Failures are still normal
This does not make proxies reliable. Especially when scraping, you still get plenty of nonsense:
HttpRequestException
TaskCanceledException
connection refused
proxy tunnel failures
authentication failures
TLS failures
The difference is that these are now normal per-request failures. A broken proxy does not mean your HttpClient is broken. Catch the error, mark the proxy as bad, and try the next one.
try
{
using var response = await client.GetAsync(url, cancellationToken);
response.EnsureSuccessStatusCode();
proxyHealth.ReportSuccess();
}
catch (HttpRequestException)
{
proxyHealth.ReportFailure();
}
catch (TaskCanceledException)
{
proxyHealth.ReportFailure();
}
In real code, you obviously want to know which proxy was used for which request, so you can update the right proxy in your database. You can solve that by having your provider hand out leases, or by keeping the selected proxy in request context.
Credentials
If all proxies use the same credentials, this is simple:
var proxy = new RotatingProxy(provider)
{
Credentials = new NetworkCredential(username, password)
};
If proxies have different credentials, handle that a bit more carefully. Often CredentialCache is enough:
var credentials = new CredentialCache();
credentials.Add(
new Uri("http://proxy-a.example:8080"),
"Basic",
new NetworkCredential("user-a", "password-a"));
credentials.Add(
new Uri("http://proxy-b.example:8080"),
"Basic",
new NetworkCredential("user-b", "password-b"));
var proxy = new RotatingProxy(provider)
{
Credentials = credentials
};
For more complex cases, you can implement ICredentials yourself.
In Dependency Injection
In DI, this becomes a lot cleaner. The proxy provider decides which proxy to use. The HTTP client stays stable.
services.AddSingleton<IProxyProvider, DatabaseBackedProxyProvider>();
services.AddHttpClient<ScraperClient>()
.ConfigurePrimaryHttpMessageHandler(sp => new SocketsHttpHandler
{
UseProxy = true,
Proxy = new RotatingProxy(sp.GetRequiredService<IProxyProvider>())
});
Your database can change after that. Your proxy pool can grow, shrink, disable proxies, and retry them later. None of that requires registering new HTTP clients.
Tested
I tested this with one HttpClient, one SocketsHttpHandler, and a custom IWebProxy.
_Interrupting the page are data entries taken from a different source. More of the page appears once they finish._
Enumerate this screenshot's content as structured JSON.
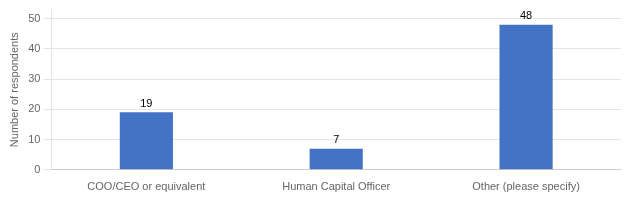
{
  "chart_data": {
    "type": "bar",
    "categories": [
      "COO/CEO or equivalent",
      "Human Capital Officer",
      "Other (please specify)"
    ],
    "values": [
      19,
      7,
      48
    ],
    "color": "#4472C4",
    "ylabel": "Number of respondents",
    "ylim": [
      0,
      53
    ],
    "yticks": [
      0,
      10,
      20,
      30,
      40,
      50
    ],
    "grid": true,
    "data_labels": true
  }
}
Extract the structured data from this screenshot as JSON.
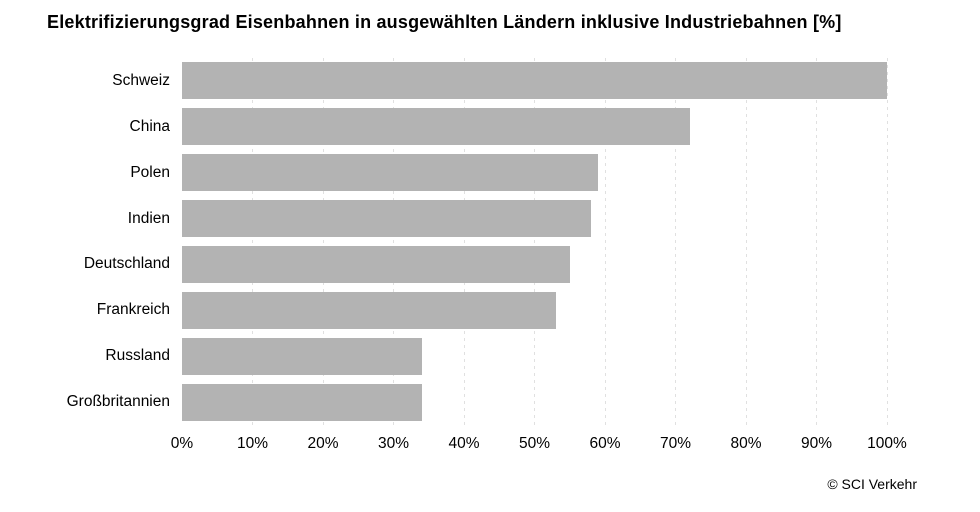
{
  "title": "Elektrifizierungsgrad Eisenbahnen in ausgewählten Ländern inklusive Industriebahnen [%]",
  "attribution": "© SCI Verkehr",
  "chart_data": {
    "type": "bar",
    "orientation": "horizontal",
    "title": "Elektrifizierungsgrad Eisenbahnen in ausgewählten Ländern inklusive Industriebahnen [%]",
    "categories": [
      "Schweiz",
      "China",
      "Polen",
      "Indien",
      "Deutschland",
      "Frankreich",
      "Russland",
      "Großbritannien"
    ],
    "values": [
      100,
      72,
      59,
      58,
      55,
      53,
      34,
      34
    ],
    "unit": "%",
    "xlim": [
      0,
      100
    ],
    "x_ticks": [
      "0%",
      "10%",
      "20%",
      "30%",
      "40%",
      "50%",
      "60%",
      "70%",
      "80%",
      "90%",
      "100%"
    ],
    "grid": "vertical-dashed",
    "legend": "none",
    "bar_color": "#b3b3b3",
    "gridline_color": "#e0e0e0",
    "source": "© SCI Verkehr"
  }
}
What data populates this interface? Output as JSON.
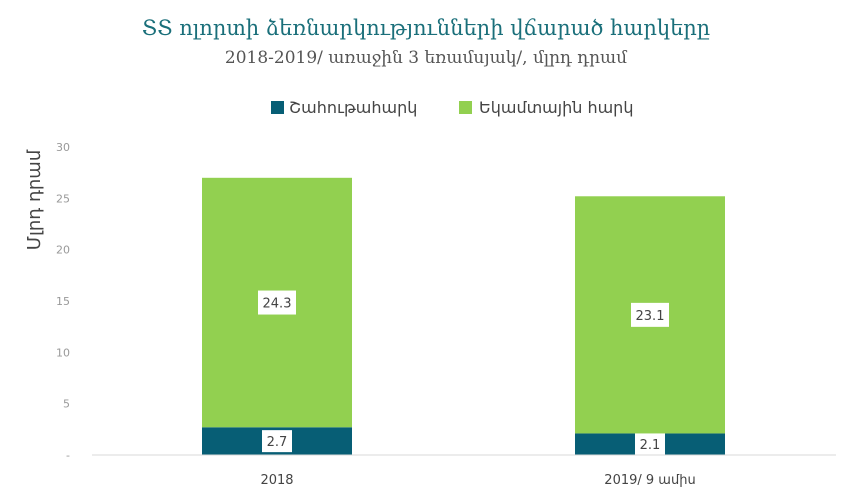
{
  "chart_data": {
    "type": "bar",
    "stacked": true,
    "title": "ՏՏ ոլորտի ձեռնարկությունների վճարած հարկերը",
    "subtitle": "2018-2019/ առաջին 3 եռամսյակ/, մլրդ դրամ",
    "ylabel": "Մլրդ դրամ",
    "xlabel": "",
    "categories": [
      "2018",
      "2019/ 9 ամիս"
    ],
    "series": [
      {
        "name": "Շահութահարկ",
        "values": [
          2.7,
          2.1
        ],
        "color": "#075e75",
        "labels": [
          "2.7",
          "2.1"
        ]
      },
      {
        "name": "Եկամտային հարկ",
        "values": [
          24.3,
          23.1
        ],
        "color": "#92d050",
        "labels": [
          "24.3",
          "23.1"
        ]
      }
    ],
    "ylim": [
      0,
      30
    ],
    "yticks": [
      {
        "value": 0,
        "label": "-"
      },
      {
        "value": 5,
        "label": "5"
      },
      {
        "value": 10,
        "label": "10"
      },
      {
        "value": 15,
        "label": "15"
      },
      {
        "value": 20,
        "label": "20"
      },
      {
        "value": 25,
        "label": "25"
      },
      {
        "value": 30,
        "label": "30"
      }
    ],
    "legend_position": "top",
    "grid": false
  }
}
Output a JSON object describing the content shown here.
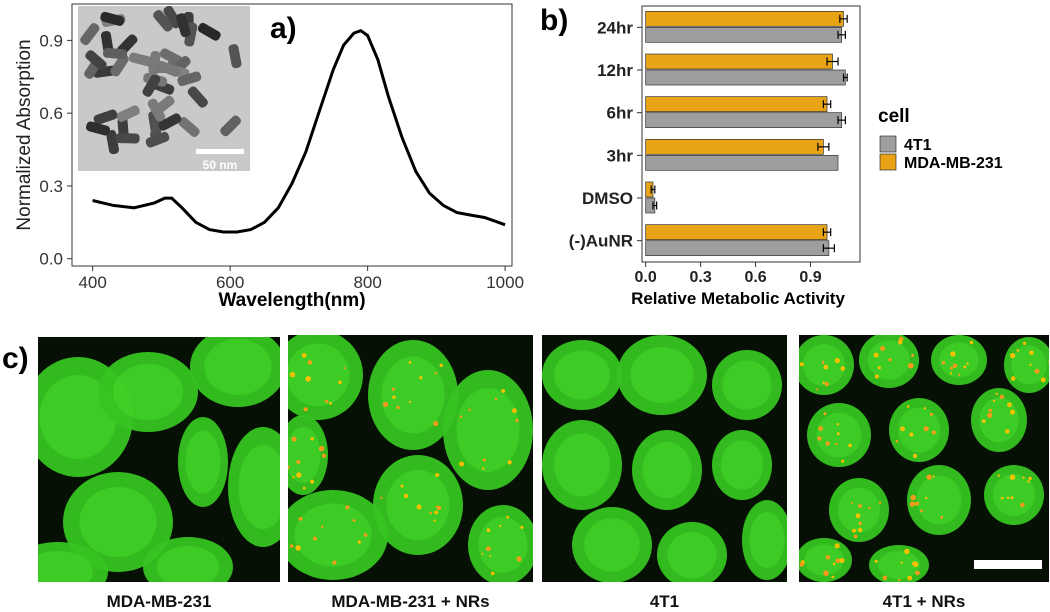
{
  "panel_labels": {
    "a": "a)",
    "b": "b)",
    "c": "c)"
  },
  "inset": {
    "scale_label": "50 nm"
  },
  "captions": [
    "MDA-MB-231",
    "MDA-MB-231 + NRs",
    "4T1",
    "4T1 + NRs"
  ],
  "colors": {
    "line": "#000000",
    "series_4t1": "#9e9e9e",
    "series_mda": "#e8a317",
    "cell_green": "#33cc22",
    "particle": "#ffbb00"
  },
  "chart_data": [
    {
      "type": "line",
      "xlabel": "Wavelength(nm)",
      "ylabel": "Normalized Absorption",
      "xlim": [
        370,
        1010
      ],
      "ylim": [
        -0.03,
        1.05
      ],
      "xticks": [
        400,
        600,
        800,
        1000
      ],
      "yticks": [
        0.0,
        0.3,
        0.6,
        0.9
      ],
      "ytick_labels": [
        "0.0",
        "0.3",
        "0.6",
        "0.9"
      ],
      "x": [
        400,
        430,
        460,
        490,
        505,
        515,
        530,
        550,
        570,
        590,
        610,
        630,
        650,
        670,
        690,
        710,
        730,
        750,
        765,
        780,
        790,
        800,
        815,
        830,
        850,
        870,
        890,
        910,
        930,
        950,
        970,
        990,
        1000
      ],
      "y": [
        0.24,
        0.22,
        0.21,
        0.23,
        0.25,
        0.25,
        0.21,
        0.15,
        0.12,
        0.11,
        0.11,
        0.12,
        0.15,
        0.21,
        0.31,
        0.44,
        0.61,
        0.78,
        0.88,
        0.93,
        0.94,
        0.92,
        0.82,
        0.67,
        0.5,
        0.36,
        0.27,
        0.22,
        0.19,
        0.18,
        0.17,
        0.15,
        0.14
      ]
    },
    {
      "type": "bar",
      "orientation": "horizontal",
      "xlabel": "Relative Metabolic Activity",
      "ylabel": "",
      "xlim": [
        -0.02,
        1.17
      ],
      "xticks": [
        0.0,
        0.3,
        0.6,
        0.9
      ],
      "xtick_labels": [
        "0.0",
        "0.3",
        "0.6",
        "0.9"
      ],
      "categories": [
        "24hr",
        "12hr",
        "6hr",
        "3hr",
        "DMSO",
        "(-)AuNR"
      ],
      "legend_title": "cell",
      "legend_position": "right",
      "series": [
        {
          "name": "MDA-MB-231",
          "values": [
            1.08,
            1.02,
            0.99,
            0.97,
            0.04,
            0.99
          ],
          "errors": [
            0.02,
            0.03,
            0.02,
            0.03,
            0.01,
            0.02
          ]
        },
        {
          "name": "4T1",
          "values": [
            1.07,
            1.09,
            1.07,
            1.05,
            0.05,
            1.0
          ],
          "errors": [
            0.02,
            0.01,
            0.02,
            0.0,
            0.01,
            0.03
          ]
        }
      ]
    }
  ]
}
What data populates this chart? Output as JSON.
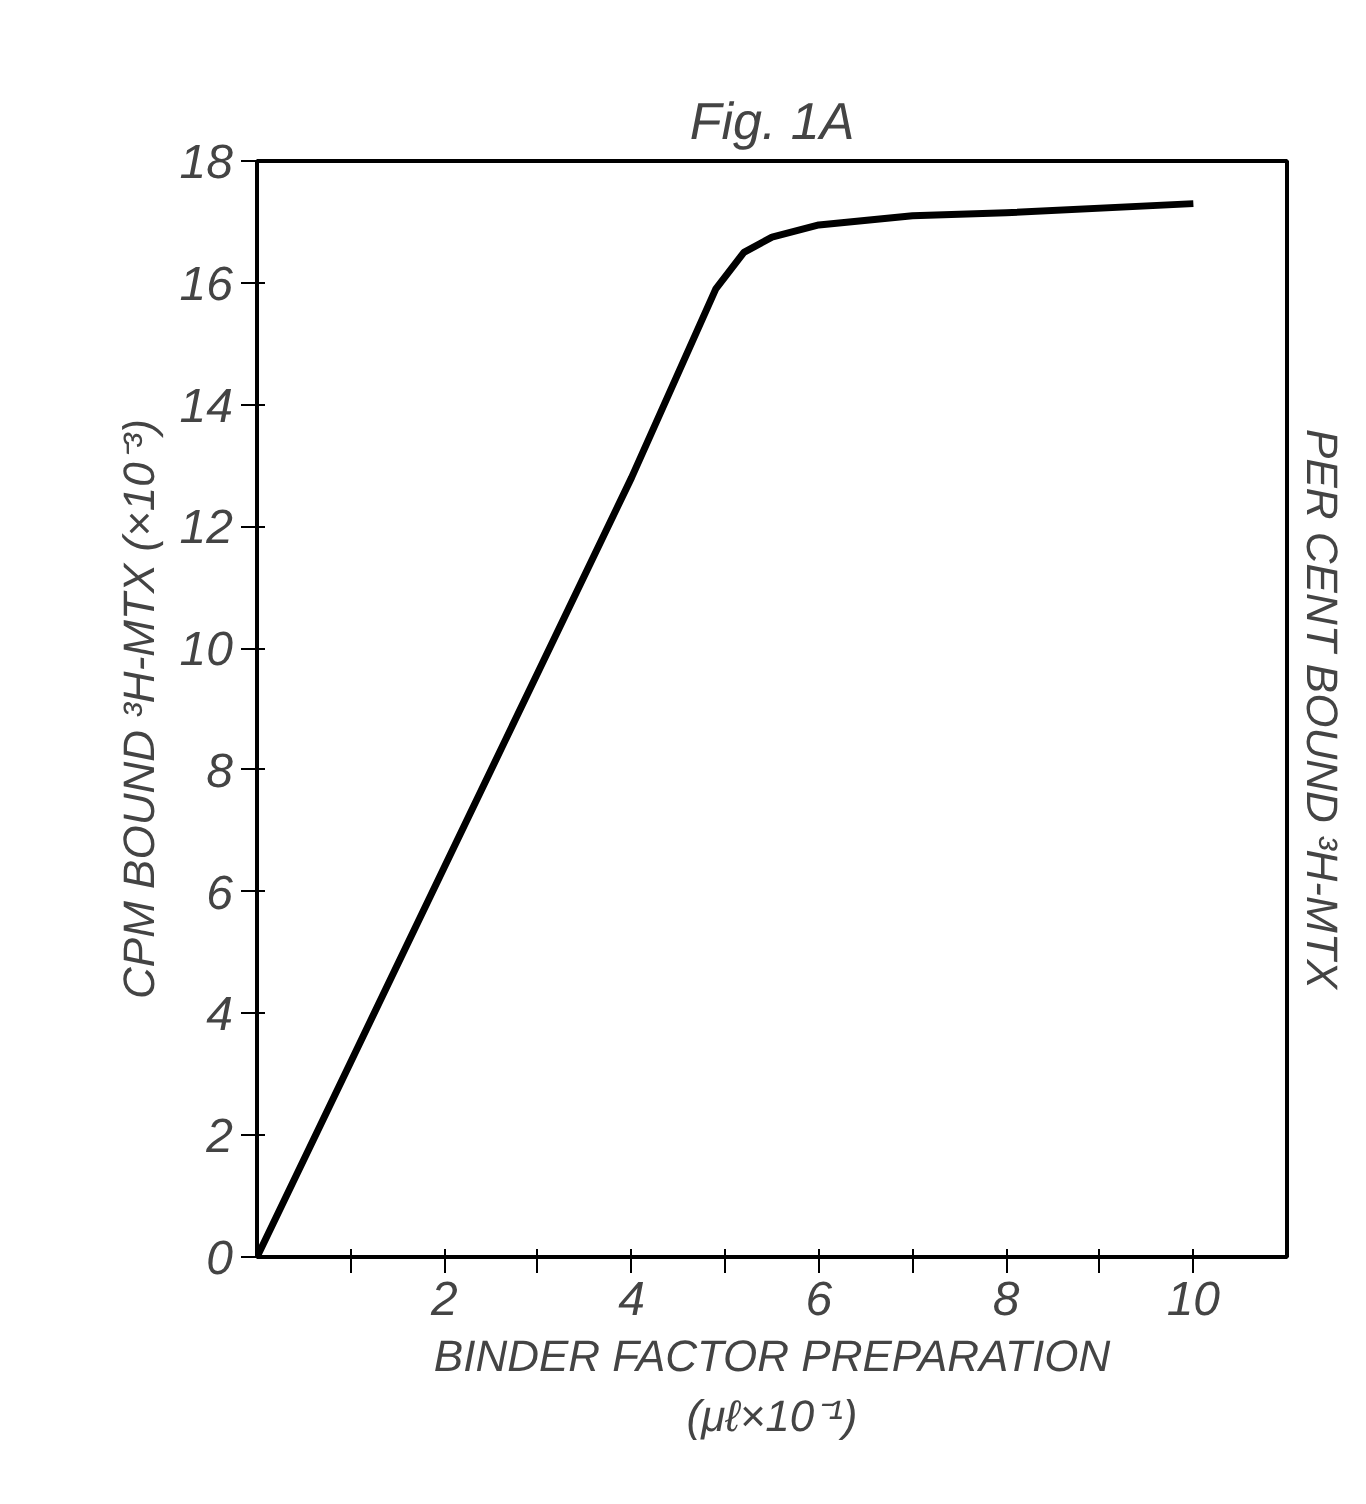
{
  "chart_data": {
    "type": "line",
    "title": "Fig. 1A",
    "xlabel": "BINDER FACTOR PREPARATION\n(μℓ×10⁻¹)",
    "ylabel": "CPM BOUND ³H-MTX (×10⁻³)",
    "annotations": [
      "PER CENT BOUND ³H-MTX"
    ],
    "x": [
      0,
      1,
      2,
      3,
      4,
      4.9,
      5.2,
      5.5,
      6,
      7,
      8,
      10
    ],
    "series": [
      {
        "color": "#000000",
        "values": [
          0,
          3.2,
          6.4,
          9.6,
          12.8,
          15.9,
          16.5,
          16.75,
          16.95,
          17.1,
          17.15,
          17.3
        ]
      }
    ],
    "xlim": [
      0,
      11
    ],
    "xticks": [
      {
        "value": 1,
        "label": null
      },
      2,
      {
        "value": 3,
        "label": null
      },
      4,
      {
        "value": 5,
        "label": null
      },
      6,
      {
        "value": 7,
        "label": null
      },
      8,
      {
        "value": 9,
        "label": null
      },
      10
    ],
    "ylim": [
      0,
      18
    ],
    "yticks": [
      0,
      2,
      4,
      6,
      8,
      10,
      12,
      14,
      16,
      18
    ],
    "grid": false,
    "marker": "none",
    "line_style": "solid"
  }
}
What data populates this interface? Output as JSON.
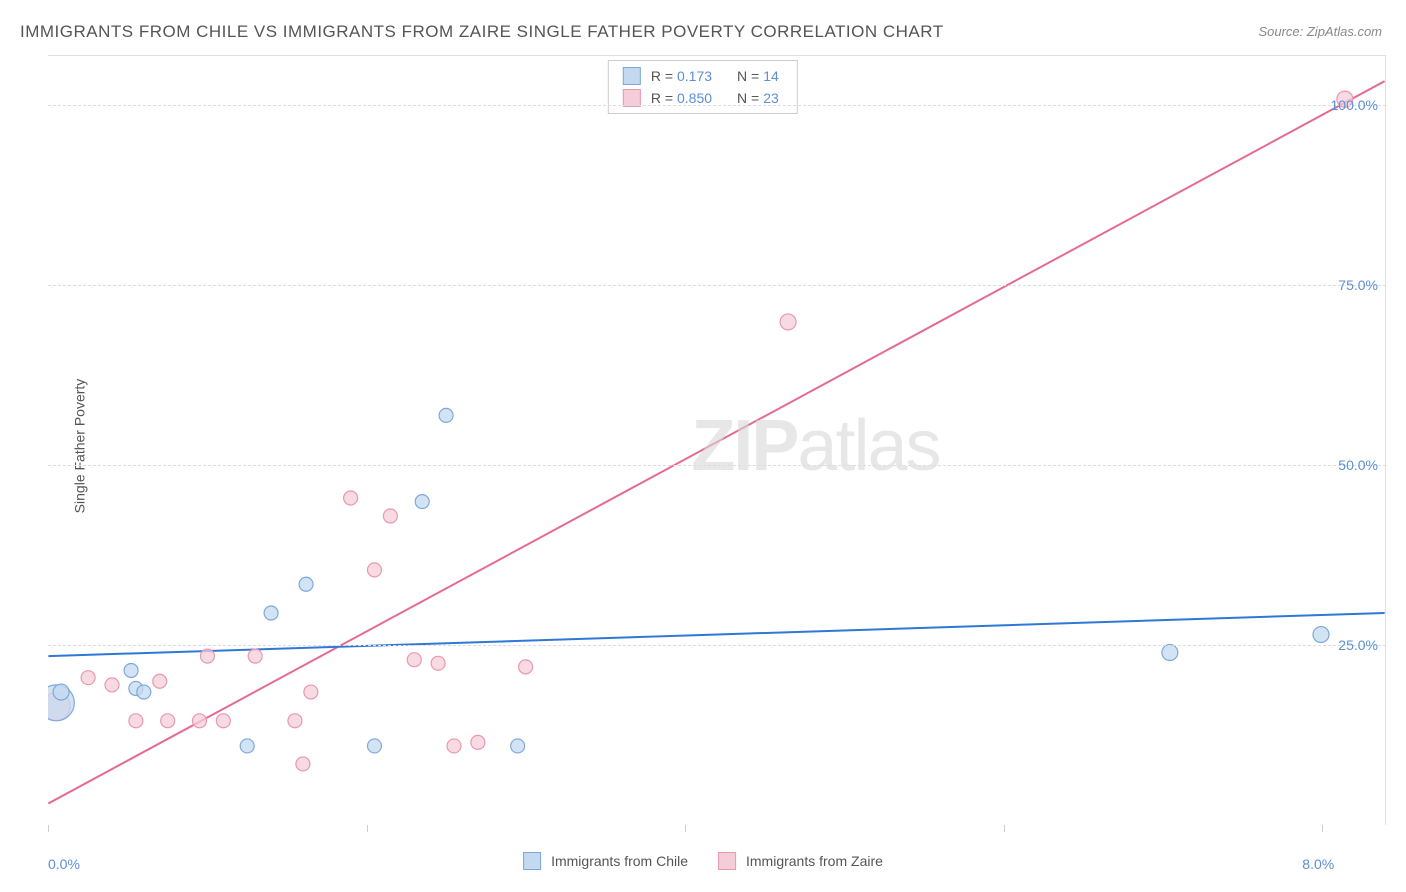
{
  "title": "IMMIGRANTS FROM CHILE VS IMMIGRANTS FROM ZAIRE SINGLE FATHER POVERTY CORRELATION CHART",
  "source": "Source: ZipAtlas.com",
  "y_axis_label": "Single Father Poverty",
  "watermark": {
    "bold": "ZIP",
    "rest": "atlas"
  },
  "chart": {
    "type": "scatter",
    "xlim": [
      0,
      8.4
    ],
    "ylim": [
      0,
      107
    ],
    "x_ticks": [
      0.0,
      2.0,
      4.0,
      6.0,
      8.0
    ],
    "x_tick_labels": [
      "0.0%",
      "",
      "",
      "",
      "8.0%"
    ],
    "y_ticks": [
      25.0,
      50.0,
      75.0,
      100.0
    ],
    "y_tick_labels": [
      "25.0%",
      "50.0%",
      "75.0%",
      "100.0%"
    ],
    "grid_color": "#dddddd",
    "background_color": "#ffffff",
    "series": [
      {
        "name": "Immigrants from Chile",
        "fill": "#c3d9f0",
        "stroke": "#7fa8d9",
        "line_color": "#2f78d6",
        "r_value": "0.173",
        "n_value": "14",
        "regression": {
          "x1": 0,
          "y1": 23.5,
          "x2": 8.4,
          "y2": 29.5
        },
        "points": [
          {
            "x": 0.05,
            "y": 17.0,
            "r": 18
          },
          {
            "x": 0.08,
            "y": 18.5,
            "r": 8
          },
          {
            "x": 0.55,
            "y": 19.0,
            "r": 7
          },
          {
            "x": 0.52,
            "y": 21.5,
            "r": 7
          },
          {
            "x": 0.6,
            "y": 18.5,
            "r": 7
          },
          {
            "x": 1.25,
            "y": 11.0,
            "r": 7
          },
          {
            "x": 1.4,
            "y": 29.5,
            "r": 7
          },
          {
            "x": 1.62,
            "y": 33.5,
            "r": 7
          },
          {
            "x": 2.05,
            "y": 11.0,
            "r": 7
          },
          {
            "x": 2.35,
            "y": 45.0,
            "r": 7
          },
          {
            "x": 2.5,
            "y": 57.0,
            "r": 7
          },
          {
            "x": 2.95,
            "y": 11.0,
            "r": 7
          },
          {
            "x": 7.05,
            "y": 24.0,
            "r": 8
          },
          {
            "x": 8.0,
            "y": 26.5,
            "r": 8
          }
        ]
      },
      {
        "name": "Immigrants from Zaire",
        "fill": "#f5cdd8",
        "stroke": "#e998b1",
        "line_color": "#e56a94",
        "r_value": "0.850",
        "n_value": "23",
        "regression": {
          "x1": 0,
          "y1": 3.0,
          "x2": 8.4,
          "y2": 103.5
        },
        "points": [
          {
            "x": 0.05,
            "y": 16.5,
            "r": 14
          },
          {
            "x": 0.25,
            "y": 20.5,
            "r": 7
          },
          {
            "x": 0.4,
            "y": 19.5,
            "r": 7
          },
          {
            "x": 0.55,
            "y": 14.5,
            "r": 7
          },
          {
            "x": 0.7,
            "y": 20.0,
            "r": 7
          },
          {
            "x": 0.75,
            "y": 14.5,
            "r": 7
          },
          {
            "x": 0.95,
            "y": 14.5,
            "r": 7
          },
          {
            "x": 1.0,
            "y": 23.5,
            "r": 7
          },
          {
            "x": 1.1,
            "y": 14.5,
            "r": 7
          },
          {
            "x": 1.3,
            "y": 23.5,
            "r": 7
          },
          {
            "x": 1.55,
            "y": 14.5,
            "r": 7
          },
          {
            "x": 1.6,
            "y": 8.5,
            "r": 7
          },
          {
            "x": 1.65,
            "y": 18.5,
            "r": 7
          },
          {
            "x": 1.9,
            "y": 45.5,
            "r": 7
          },
          {
            "x": 2.05,
            "y": 35.5,
            "r": 7
          },
          {
            "x": 2.15,
            "y": 43.0,
            "r": 7
          },
          {
            "x": 2.3,
            "y": 23.0,
            "r": 7
          },
          {
            "x": 2.45,
            "y": 22.5,
            "r": 7
          },
          {
            "x": 2.55,
            "y": 11.0,
            "r": 7
          },
          {
            "x": 2.7,
            "y": 11.5,
            "r": 7
          },
          {
            "x": 3.0,
            "y": 22.0,
            "r": 7
          },
          {
            "x": 4.65,
            "y": 70.0,
            "r": 8
          },
          {
            "x": 8.15,
            "y": 101.0,
            "r": 8
          }
        ]
      }
    ]
  }
}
First with authenticated datacenter proxies. One client could use multiple ports on the same host, and the public IP changed per request.
Then with a public proxy list containing different hosts and schemes. With the same client and the same handler, requests went through different socks4:// and socks5:// proxies. Many free proxies were dead or slow, which should surprise no one. But the point was clear: the client did not need to be recreated.
Short version: if you want to switch proxies dynamically in .NET, do not change the handler and do not create a new HttpClient for every proxy. Let your IWebProxy choose the proxy per request.